After initial opposition to Kilicdaroglu’s candidacy, she returned to the alliance after convincing Kilicdaroglu that the Istanbul and Ankara mayors would serve as vice presidents if the opposition wins the May presidential election.
FORMER HDP LEADER SELAHATTIN DEMIRTAS
Former leader of pro-Kurdish Peoples’ Democratic Party (HDP) Selahattin Demirtas, 49, remains a key political figure despite being in jail since 2016. Polls suggest the oppositon alliance needs support from the HDP to defeat Erdogan. In recent months Demirtas’ Twitter account, with more than 2 million followers, had called for Kilicdaroglu to be the opposition candidate.
Demirtas was previously sentenced to three years in prison for insulting the president and now faces a potential life sentence in a trial with more than 100 other HDP politicians accused of instigating 2014 protests in which dozens died.
DEVA PARTY LEADER ALI BABACAN
Babacan, 55, is an ex-deputy prime minister and former close ally of Erdogan who quit the AKP in 2019 over differences about its direction. He formed the Deva (Remedy) Party and urged reforms to boost the rule of law and democracy. A former economy and foreign minister, he was well regarded by foreign investors.
FUTURE PARTY LEADER AHMET DAVUTOGLU
Davutoglu, 64, a former prime minister and foreign minister, broke with the AKP in 2019 and established the Gelecek (Future) Party. In the first decade of AKP rule he championed a less confrontational foreign policy with the mantra « zero problems with neighbours », and has since criticised what he describes as a lurch towards authoritarianism under the executive presidency.

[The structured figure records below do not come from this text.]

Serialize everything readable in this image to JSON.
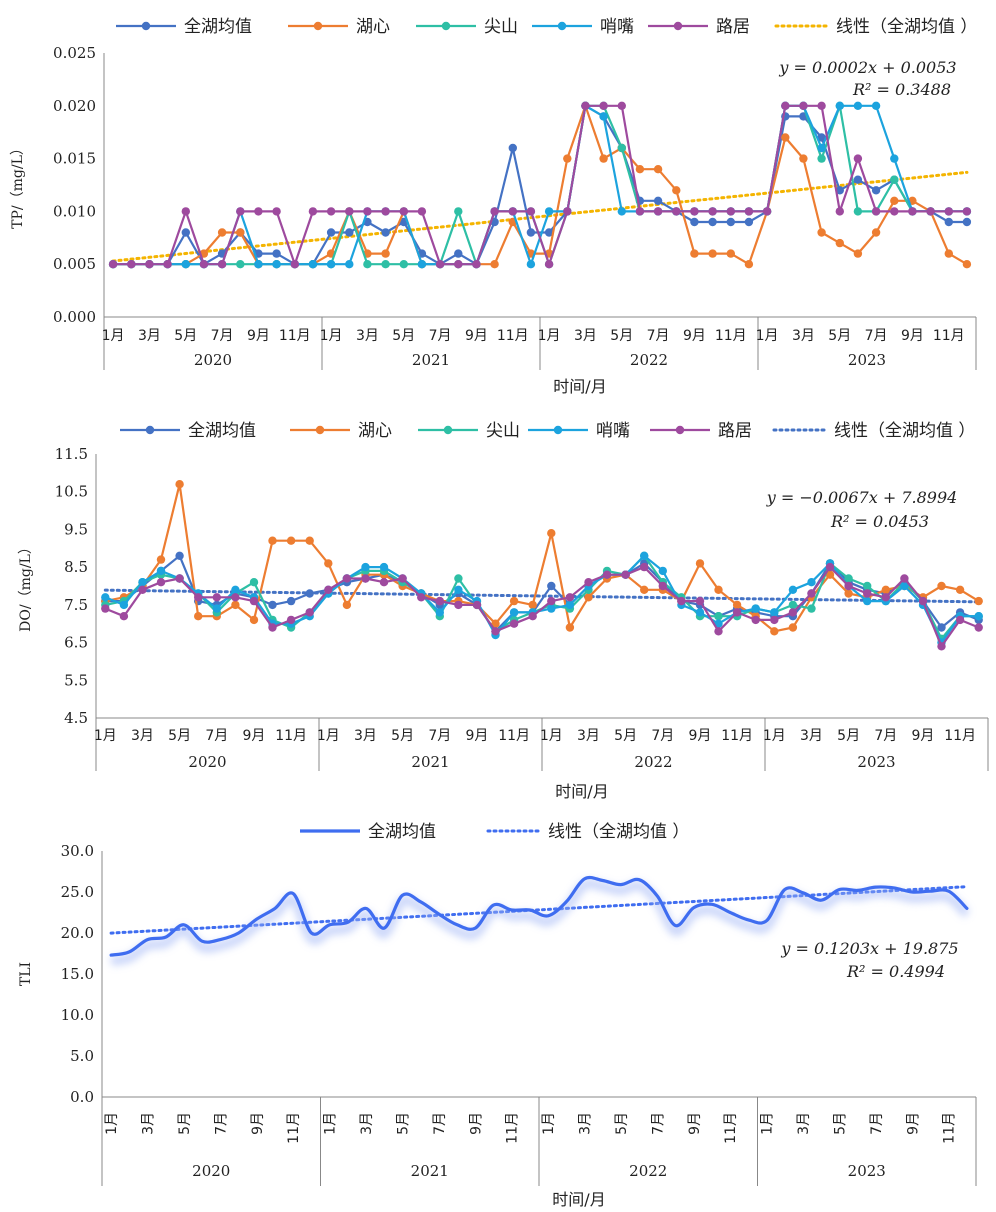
{
  "chart_data": [
    {
      "type": "line",
      "ylabel": "TP/（mg/L）",
      "xlabel": "时间/月",
      "ylim": [
        0,
        0.025
      ],
      "yticks": [
        "0.000",
        "0.005",
        "0.010",
        "0.015",
        "0.020",
        "0.025"
      ],
      "month_ticks": [
        "1月",
        "3月",
        "5月",
        "7月",
        "9月",
        "11月"
      ],
      "years": [
        "2020",
        "2021",
        "2022",
        "2023"
      ],
      "series": [
        {
          "name": "全湖均值",
          "color": "#4472C4",
          "values": [
            0.005,
            0.005,
            0.005,
            0.005,
            0.008,
            0.005,
            0.006,
            0.008,
            0.006,
            0.006,
            0.005,
            0.005,
            0.008,
            0.008,
            0.009,
            0.008,
            0.009,
            0.006,
            0.005,
            0.006,
            0.005,
            0.009,
            0.016,
            0.008,
            0.008,
            0.01,
            0.02,
            0.019,
            0.016,
            0.011,
            0.011,
            0.01,
            0.009,
            0.009,
            0.009,
            0.009,
            0.01,
            0.019,
            0.019,
            0.017,
            0.012,
            0.013,
            0.012,
            0.013,
            0.01,
            0.01,
            0.009,
            0.009
          ]
        },
        {
          "name": "湖心",
          "color": "#ED7D31",
          "values": [
            0.005,
            0.005,
            0.005,
            0.005,
            0.005,
            0.006,
            0.008,
            0.008,
            0.005,
            0.005,
            0.005,
            0.005,
            0.006,
            0.01,
            0.006,
            0.006,
            0.01,
            0.005,
            0.005,
            0.005,
            0.005,
            0.005,
            0.009,
            0.006,
            0.006,
            0.015,
            0.02,
            0.015,
            0.016,
            0.014,
            0.014,
            0.012,
            0.006,
            0.006,
            0.006,
            0.005,
            0.01,
            0.017,
            0.015,
            0.008,
            0.007,
            0.006,
            0.008,
            0.011,
            0.011,
            0.01,
            0.006,
            0.005
          ]
        },
        {
          "name": "尖山",
          "color": "#2EBFA5",
          "values": [
            0.005,
            0.005,
            0.005,
            0.005,
            0.005,
            0.005,
            0.005,
            0.005,
            0.005,
            0.005,
            0.005,
            0.005,
            0.005,
            0.01,
            0.005,
            0.005,
            0.005,
            0.005,
            0.005,
            0.01,
            0.005,
            0.01,
            0.01,
            0.01,
            0.005,
            0.01,
            0.02,
            0.02,
            0.016,
            0.01,
            0.01,
            0.01,
            0.01,
            0.01,
            0.01,
            0.01,
            0.01,
            0.02,
            0.02,
            0.015,
            0.02,
            0.01,
            0.01,
            0.013,
            0.01,
            0.01,
            0.01,
            0.01
          ]
        },
        {
          "name": "哨嘴",
          "color": "#1CA3DE",
          "values": [
            0.005,
            0.005,
            0.005,
            0.005,
            0.005,
            0.005,
            0.005,
            0.01,
            0.005,
            0.005,
            0.005,
            0.005,
            0.005,
            0.005,
            0.01,
            0.01,
            0.01,
            0.005,
            0.005,
            0.005,
            0.005,
            0.01,
            0.01,
            0.005,
            0.01,
            0.01,
            0.02,
            0.019,
            0.01,
            0.01,
            0.01,
            0.01,
            0.01,
            0.01,
            0.01,
            0.01,
            0.01,
            0.02,
            0.02,
            0.016,
            0.02,
            0.02,
            0.02,
            0.015,
            0.01,
            0.01,
            0.01,
            0.01
          ]
        },
        {
          "name": "路居",
          "color": "#9E4A9E",
          "values": [
            0.005,
            0.005,
            0.005,
            0.005,
            0.01,
            0.005,
            0.005,
            0.01,
            0.01,
            0.01,
            0.005,
            0.01,
            0.01,
            0.01,
            0.01,
            0.01,
            0.01,
            0.01,
            0.005,
            0.005,
            0.005,
            0.01,
            0.01,
            0.01,
            0.005,
            0.01,
            0.02,
            0.02,
            0.02,
            0.01,
            0.01,
            0.01,
            0.01,
            0.01,
            0.01,
            0.01,
            0.01,
            0.02,
            0.02,
            0.02,
            0.01,
            0.015,
            0.01,
            0.01,
            0.01,
            0.01,
            0.01,
            0.01
          ]
        }
      ],
      "trend": {
        "name": "线性（全湖均值 ）",
        "color": "#F4B400",
        "start": 0.0053,
        "end": 0.0137
      },
      "equation": "y = 0.0002x + 0.0053",
      "r2": "R² = 0.3488"
    },
    {
      "type": "line",
      "ylabel": "DO/（mg/L）",
      "xlabel": "时间/月",
      "ylim": [
        4.5,
        11.5
      ],
      "yticks": [
        "4.5",
        "5.5",
        "6.5",
        "7.5",
        "8.5",
        "9.5",
        "10.5",
        "11.5"
      ],
      "month_ticks": [
        "1月",
        "3月",
        "5月",
        "7月",
        "9月",
        "11月"
      ],
      "years": [
        "2020",
        "2021",
        "2022",
        "2023"
      ],
      "series": [
        {
          "name": "全湖均值",
          "color": "#4472C4",
          "values": [
            7.6,
            7.6,
            8.0,
            8.4,
            8.8,
            7.6,
            7.5,
            7.8,
            7.7,
            7.5,
            7.6,
            7.8,
            7.9,
            8.1,
            8.2,
            8.3,
            8.1,
            7.8,
            7.5,
            7.8,
            7.5,
            6.8,
            7.3,
            7.3,
            8.0,
            7.5,
            8.0,
            8.3,
            8.3,
            8.6,
            8.1,
            7.6,
            7.5,
            7.2,
            7.4,
            7.3,
            7.2,
            7.2,
            7.8,
            8.6,
            8.1,
            7.9,
            7.8,
            8.1,
            7.6,
            6.9,
            7.3,
            7.1
          ]
        },
        {
          "name": "湖心",
          "color": "#ED7D31",
          "values": [
            7.6,
            7.7,
            8.0,
            8.7,
            10.7,
            7.2,
            7.2,
            7.5,
            7.1,
            9.2,
            9.2,
            9.2,
            8.6,
            7.5,
            8.3,
            8.3,
            8.0,
            7.8,
            7.6,
            7.6,
            7.5,
            7.0,
            7.6,
            7.5,
            9.4,
            6.9,
            7.7,
            8.2,
            8.3,
            7.9,
            7.9,
            7.6,
            8.6,
            7.9,
            7.5,
            7.2,
            6.8,
            6.9,
            7.7,
            8.3,
            7.8,
            7.7,
            7.9,
            8.0,
            7.7,
            8.0,
            7.9,
            7.6
          ]
        },
        {
          "name": "尖山",
          "color": "#2EBFA5",
          "values": [
            7.5,
            7.6,
            8.1,
            8.3,
            8.2,
            7.8,
            7.3,
            7.8,
            8.1,
            7.1,
            6.9,
            7.3,
            7.8,
            8.2,
            8.4,
            8.4,
            8.1,
            7.8,
            7.2,
            8.2,
            7.5,
            6.8,
            7.1,
            7.3,
            7.5,
            7.4,
            7.9,
            8.4,
            8.3,
            8.8,
            8.1,
            7.7,
            7.2,
            7.2,
            7.2,
            7.4,
            7.3,
            7.5,
            7.4,
            8.6,
            8.2,
            8.0,
            7.6,
            8.1,
            7.6,
            6.6,
            7.2,
            7.2
          ]
        },
        {
          "name": "哨嘴",
          "color": "#1CA3DE",
          "values": [
            7.7,
            7.5,
            8.1,
            8.4,
            8.2,
            7.8,
            7.4,
            7.9,
            7.7,
            7.0,
            7.0,
            7.2,
            7.8,
            8.2,
            8.5,
            8.5,
            8.2,
            7.8,
            7.3,
            7.9,
            7.6,
            6.7,
            7.3,
            7.3,
            7.4,
            7.5,
            8.0,
            8.3,
            8.3,
            8.8,
            8.4,
            7.5,
            7.3,
            7.0,
            7.3,
            7.4,
            7.3,
            7.9,
            8.1,
            8.6,
            8.0,
            7.6,
            7.6,
            8.0,
            7.5,
            6.5,
            7.2,
            7.2
          ]
        },
        {
          "name": "路居",
          "color": "#9E4A9E",
          "values": [
            7.4,
            7.2,
            7.9,
            8.1,
            8.2,
            7.7,
            7.7,
            7.7,
            7.6,
            6.9,
            7.1,
            7.3,
            7.9,
            8.2,
            8.2,
            8.1,
            8.2,
            7.7,
            7.6,
            7.5,
            7.5,
            6.8,
            7.0,
            7.2,
            7.6,
            7.7,
            8.1,
            8.3,
            8.3,
            8.5,
            8.0,
            7.6,
            7.6,
            6.8,
            7.3,
            7.1,
            7.1,
            7.3,
            7.8,
            8.5,
            8.0,
            7.8,
            7.7,
            8.2,
            7.6,
            6.4,
            7.1,
            6.9
          ]
        }
      ],
      "trend": {
        "name": "线性（全湖均值 ）",
        "color": "#4472C4",
        "start": 7.89,
        "end": 7.58
      },
      "equation": "y = −0.0067x + 7.8994",
      "r2": "R² = 0.0453"
    },
    {
      "type": "line",
      "ylabel": "TLI",
      "xlabel": "时间/月",
      "ylim": [
        0,
        30
      ],
      "yticks": [
        "0.0",
        "5.0",
        "10.0",
        "15.0",
        "20.0",
        "25.0",
        "30.0"
      ],
      "month_ticks": [
        "1月",
        "3月",
        "5月",
        "7月",
        "9月",
        "11月"
      ],
      "years": [
        "2020",
        "2021",
        "2022",
        "2023"
      ],
      "series": [
        {
          "name": "全湖均值",
          "color": "#3F6DF0",
          "values": [
            17.3,
            17.7,
            19.2,
            19.5,
            21.0,
            19.0,
            19.2,
            20.0,
            21.7,
            23.0,
            24.8,
            20.0,
            21.0,
            21.3,
            23.0,
            20.6,
            24.6,
            23.8,
            22.3,
            21.0,
            20.6,
            23.4,
            22.8,
            22.8,
            22.1,
            23.8,
            26.6,
            26.4,
            25.9,
            26.5,
            24.5,
            20.9,
            23.1,
            23.5,
            22.5,
            21.6,
            21.5,
            25.3,
            24.9,
            24.0,
            25.3,
            25.2,
            25.6,
            25.5,
            25.0,
            25.1,
            25.1,
            23.0
          ]
        }
      ],
      "trend": {
        "name": "线性（全湖均值 ）",
        "color": "#3F6DF0",
        "start": 19.99,
        "end": 25.65
      },
      "equation": "y = 0.1203x + 19.875",
      "r2": "R² = 0.4994"
    }
  ]
}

ISTANBUL MAYOR EKREM IMAMOGLU
After five years as CHP mayor of an Istanbul district, former businessman Ekrem Imamoglu, 52, rose to prominence in March 2019 when he defeated the AKP’s candidate in the Istanbul municipal election. He was sentenced to more than two years in prison in 2022 for insulting public officials and faces a political ban if the ruling is upheld.
ANKARA MAYOR MANSUR YAVAS
Nationalist politician and lawyer Mansur Yavas, 67, defeated the AKP’s Ankara mayoral candidate 2019 as the CHP candidate backed by an opposition alliance. Previously he served for 10 years as the nationalist MHP mayor of an Ankara district until 2009. He left the MHP and joined CHP in 2013.